Le temps fragmenté de la vitesse comme nécessité

« Gagnez du temps sur le temps » disait la publicité. L’accroche finale du slogan, soulignée ici, a bien sûr comme fonction de capter l’attention. Elle transforme la banale injonction en une surprenante prière. Il suffit de ces quelques mots supplémentaires pour que le message ne dévoile pas son sens au premier regard. Il en devient attirant car il porte désormais une part de mystère. Il stimule l’imaginaire. à travers cette opposition entre un commandement on ne peut plus direct et une touche finale qui reste obscure, il s’agit de créer le sentiment que le service vanté par ce message n’est pas seulement froidement efficace, mais qu’il appelle aussi un regard plus intimiste. Ainsi s’établit, à travers le TGV, un lien entre un univers fonctionnel où la technologie ferroviaire symbolise l’efficacité professionnelle du client potentiel et l’univers personnel de ce même individu.

Mais donner une interprétation rationnelle de ce message, sibyllin de prime abord, ne présente guère de difficulté. « Gagnez du temps sur le temps » : la redondance de ce même terme dans une phrase aussi courte exprime l’idée que non seulement la durée du déplacement se réduit, mais aussi, de manière plus radicale, l’échelle de mesure de cette durée. Il s’agit donc d’un appel à l’ubiquité (137) ou du moins d’une invite à franchir une nouvelle étape dans le processus d’intensification temporelle.

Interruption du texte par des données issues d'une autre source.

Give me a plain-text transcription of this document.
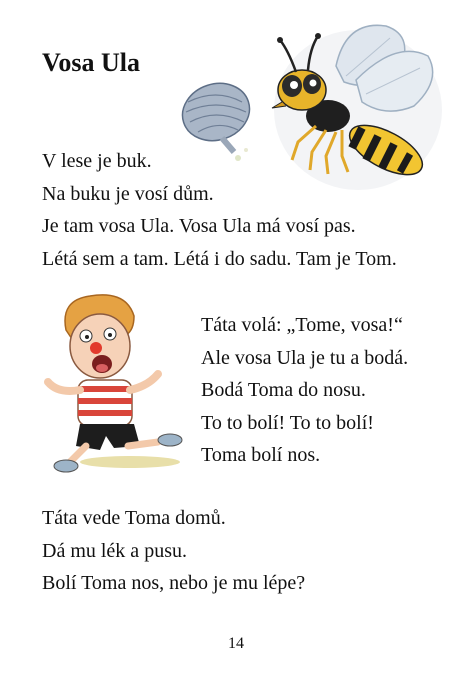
Vosa Ula
V lese je buk.
Na buku je vosí dům.
Je tam vosa Ula. Vosa Ula má vosí pas.
Létá sem a tam. Létá i do sadu. Tam je Tom.
Táta volá: „Tome, vosa!“
Ale vosa Ula je tu a bodá.
Bodá Toma do nosu.
To to bolí! To to bolí!
Toma bolí nos.
Táta vede Toma domů.
Dá mu lék a pusu.
Bolí Toma nos, nebo je mu lépe?
14
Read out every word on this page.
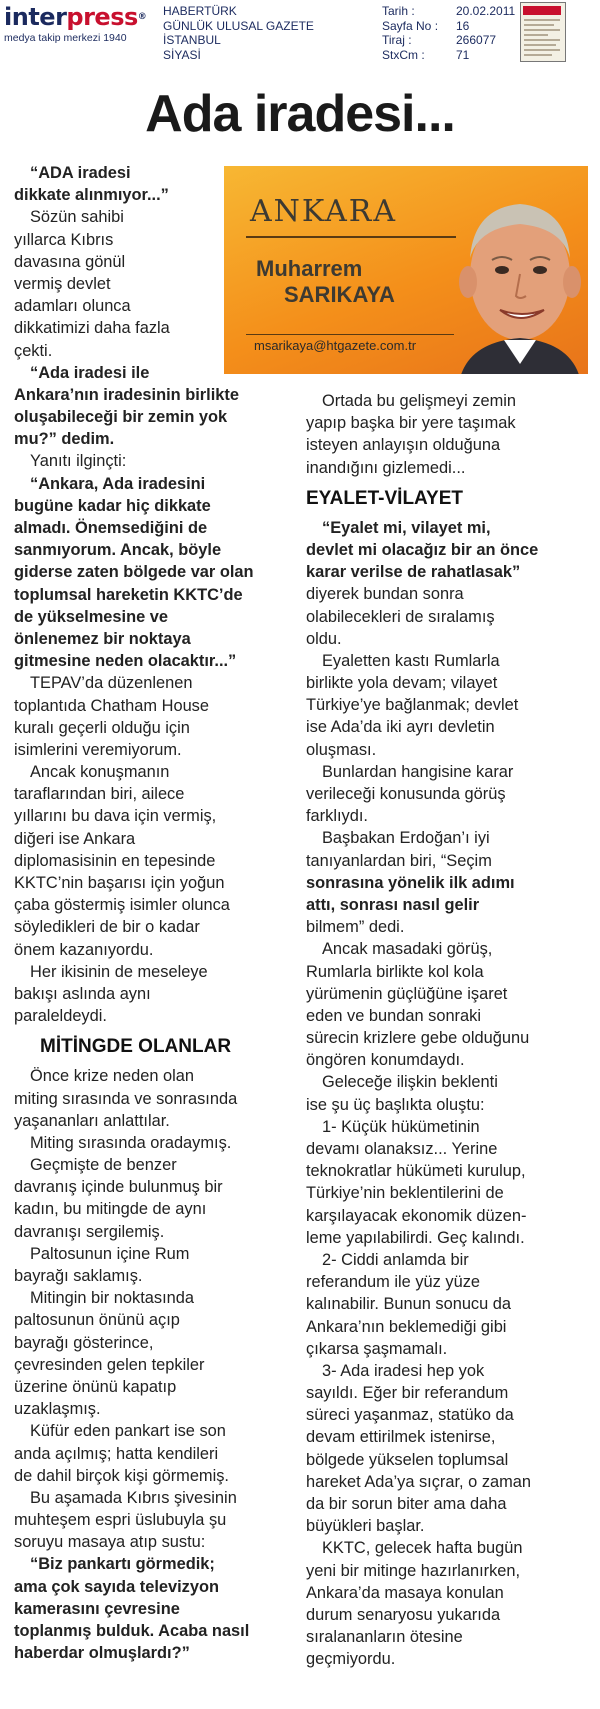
interpress®
medya takip merkezi 1940
HABERTÜRK
GÜNLÜK ULUSAL GAZETE
İSTANBUL
SİYASİ
Tarih :	20.02.2011
Sayfa No :	16
Tiraj :	266077
StxCm :	71
Ada iradesi...
ANKARA
Muharrem
SARIKAYA
msarikaya@htgazete.com.tr
“ADA iradesi
dikkate alınmıyor...”
Sözün sahibi
yıllarca Kıbrıs
davasına gönül
vermiş devlet
adamları olunca
dikkatimizi daha fazla
çekti.
“Ada iradesi ile
Ankara’nın iradesinin birlikte
oluşabileceği bir zemin yok
mu?” dedim.
Yanıtı ilginçti:
“Ankara, Ada iradesini
bugüne kadar hiç dikkate
almadı. Önemsediğini de
sanmıyorum. Ancak, böyle
giderse zaten bölgede var olan
toplumsal hareketin KKTC’de
de yükselmesine ve
önlenemez bir noktaya
gitmesine neden olacaktır...”
TEPAV’da düzenlenen
toplantıda Chatham House
kuralı geçerli olduğu için
isimlerini veremiyorum.
Ancak konuşmanın
taraflarından biri, ailece
yıllarını bu dava için vermiş,
diğeri ise Ankara
diplomasisinin en tepesinde
KKTC’nin başarısı için yoğun
çaba göstermiş isimler olunca
söyledikleri de bir o kadar
önem kazanıyordu.
Her ikisinin de meseleye
bakışı aslında aynı
paraleldeydi.
MİTİNGDE OLANLAR
Önce krize neden olan
miting sırasında ve sonrasında
yaşananları anlattılar.
Miting sırasında oradaymış.
Geçmişte de benzer
davranış içinde bulunmuş bir
kadın, bu mitingde de aynı
davranışı sergilemiş.
Paltosunun içine Rum
bayrağı saklamış.
Mitingin bir noktasında
paltosunun önünü açıp
bayrağı gösterince,
çevresinden gelen tepkiler
üzerine önünü kapatıp
uzaklaşmış.
Küfür eden pankart ise son
anda açılmış; hatta kendileri
de dahil birçok kişi görmemiş.
Bu aşamada Kıbrıs şivesinin
muhteşem espri üslubuyla şu
soruyu masaya atıp sustu:
“Biz pankartı görmedik;
ama çok sayıda televizyon
kamerasını çevresine
toplanmış bulduk. Acaba nasıl
haberdar olmuşlardı?”
Ortada bu gelişmeyi zemin
yapıp başka bir yere taşımak
isteyen anlayışın olduğuna
inandığını gizlemedi...
EYALET-VİLAYET
“Eyalet mi, vilayet mi,
devlet mi olacağız bir an önce
karar verilse de rahatlasak”
diyerek bundan sonra
olabilecekleri de sıralamış
oldu.
Eyaletten kastı Rumlarla
birlikte yola devam; vilayet
Türkiye’ye bağlanmak; devlet
ise Ada’da iki ayrı devletin
oluşması.
Bunlardan hangisine karar
verileceği konusunda görüş
farklıydı.
Başbakan Erdoğan’ı iyi
tanıyanlardan biri, “Seçim
sonrasına yönelik ilk adımı
attı, sonrası nasıl gelir
bilmem” dedi.
Ancak masadaki görüş,
Rumlarla birlikte kol kola
yürümenin güçlüğüne işaret
eden ve bundan sonraki
sürecin krizlere gebe olduğunu
öngören konumdaydı.
Geleceğe ilişkin beklenti
ise şu üç başlıkta oluştu:
1- Küçük hükümetinin
devamı olanaksız... Yerine
teknokratlar hükümeti kurulup,
Türkiye’nin beklentilerini de
karşılayacak ekonomik düzen-
leme yapılabilirdi. Geç kalındı.
2- Ciddi anlamda bir
referandum ile yüz yüze
kalınabilir. Bunun sonucu da
Ankara’nın beklemediği gibi
çıkarsa şaşmamalı.
3- Ada iradesi hep yok
sayıldı. Eğer bir referandum
süreci yaşanmaz, statüko da
devam ettirilmek istenirse,
bölgede yükselen toplumsal
hareket Ada’ya sıçrar, o zaman
da bir sorun biter ama daha
büyükleri başlar.
KKTC, gelecek hafta bugün
yeni bir mitinge hazırlanırken,
Ankara’da masaya konulan
durum senaryosu yukarıda
sıralananların ötesine
geçmiyordu.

La structure temporelle sous-jacente n’est plus celle de la continuité, mais au contraire celle de la fragmentation où les activités se succèdent sans transition, sans temps de trajet.

Ainsi, les publicistes décrivent-ils, dès son apparition, un TGV qui n’est pas seulement celui du temps industriel. Pour donner corps à ce produit nouveau face à son public, ils ont été contraints de compléter cette structure temporelle classique par un ensemble de traits nouveaux. On ne s’étonnera pas d’y retrouver les principales caractéristiques du « temps fragmenté » tel qu’il est décrit dans les pages qui précèdent. La seconde partie de l’hypothèse avancée ici est que cette nouvelle structure temporelle se retrouve également dans les pratiques de déplacement et qu’elle fait de la vitesse une nécessité.

L’importance de cette caractéristique de l’offre ferroviaire à grande vitesse qui consiste à rendre possible, sur les principales relations desservies, les voyages aller-retour dans la journée tout en laissant à destination un temps disponible appréciable, a déjà été soulignée. Cette possibilité tend à s’ériger comme l’un des standards de l’offre de service qu’une grande ville peut mettre à disposition de ces usagers (chapitre 4). En tant que pratique de déplacement, elle s’impose aussi à la fois comme norme et comme optimum chez les usagers fréquents du TGV (Chevallier, 1989). Les observations menées par le Laboratoire d’économie des Transports autour des TGV sud-est (Bonnafous, 1987) puis Atlantique (Klein et Claisse, 1997) confirment la tendance au raccourcissement de la durée des voyages, les séjours plus longs laissant la place aux allers-retours inscrits dans la journée.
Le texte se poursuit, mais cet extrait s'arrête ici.